The civil parish has a population of 415 and its area is 9325 acres. It is also a Community Council area. The number of community councillors to which each area is entitled is determined by population and Cameron is therefore entitled to eight councillors.

Cameron was originally part of the parish of St Andrews, but was erected into a separate parish in 1645 by act of parliament and the first minister of the parish, George Nairne, was inducted in 1646. With the Local Government (Scotland) Act 1894 the Parish Council was established. It ceased in 1930 when parish councils in Scotland were abolished, but civil parishes persist for census and other non-administrative purposes.

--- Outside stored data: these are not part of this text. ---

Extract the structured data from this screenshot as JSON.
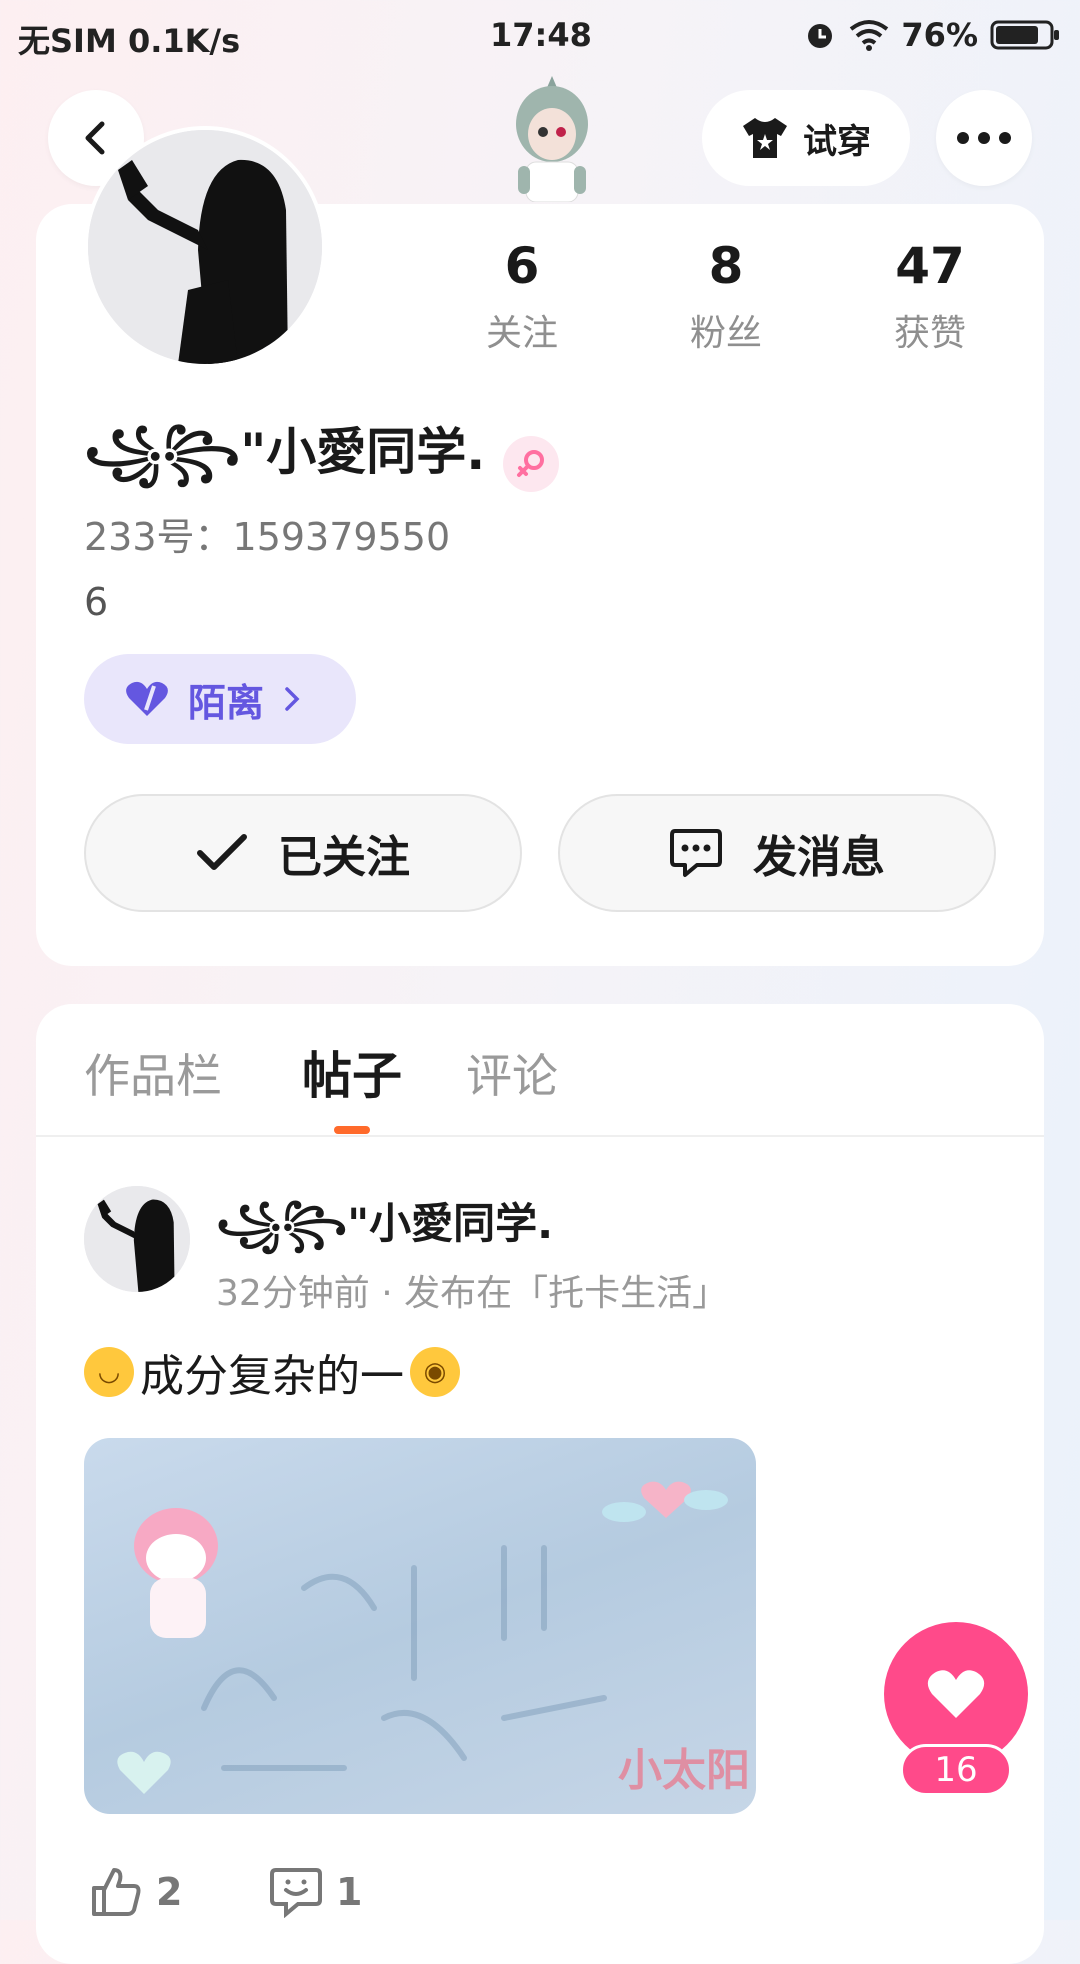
{
  "status_bar": {
    "carrier": "无SIM 0.1K/s",
    "time": "17:48",
    "battery": "76%"
  },
  "top_bar": {
    "tryon_label": "试穿"
  },
  "profile": {
    "nickname": "꧁꧂\"小愛同学.",
    "user_id": "233号：159379550",
    "bio": "6",
    "tag": "陌离",
    "stats": [
      {
        "num": "6",
        "label": "关注"
      },
      {
        "num": "8",
        "label": "粉丝"
      },
      {
        "num": "47",
        "label": "获赞"
      }
    ],
    "followed_label": "已关注",
    "message_label": "发消息"
  },
  "tabs": {
    "works": "作品栏",
    "posts": "帖子",
    "comments": "评论"
  },
  "post": {
    "author": "꧁꧂\"小愛同学.",
    "meta": "32分钟前 · 发布在「托卡生活」",
    "text": "成分复杂的一",
    "image_watermark": "小太阳",
    "like_count": "2",
    "comment_count": "1"
  },
  "floating": {
    "like_count": "16"
  },
  "colors": {
    "accent_orange": "#ff6a2b",
    "like_pink": "#ff4a8a",
    "tag_purple": "#6457e0"
  }
}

The church is nearly in the centre of the parish, just north of Cameron Burn as it leaves Cameron Reservoir. It was built in 1808 to a plain design, replacing the old church on the same site which was in a very ruinous state. The church is covered in blue slate, with a belfry on the west gable. Ecclesiastically the parish is now linked to the parish of St. Leonards in the town of St Andrews, with the minister covering both churches.

The most significant mansion in the parish is that of Mount Melville, former residence of the Melville family, which lies just inside the northern boundary of the parish. It was acquired in 1698 for General George Melville of Strathkiness and the present house was constructed in 1820-1821. The house and grounds continued in Melville family ownership until 1901. In 1947 Mount Melville house and gardens were acquired by Fife County Council with the mansion becoming a maternity hospital known as Craigtoun Hospital. The gardens were then established as Craigtoun Country Park.

During the 19th century, the burgh of St Andrews implemented several poorly planned schemes to provide a public water supply to the town, but problems were resolved in 1911 when they built Cameron reservoir, in the centre of the parish, which supplied water to St Andrews from then until the early 2020s.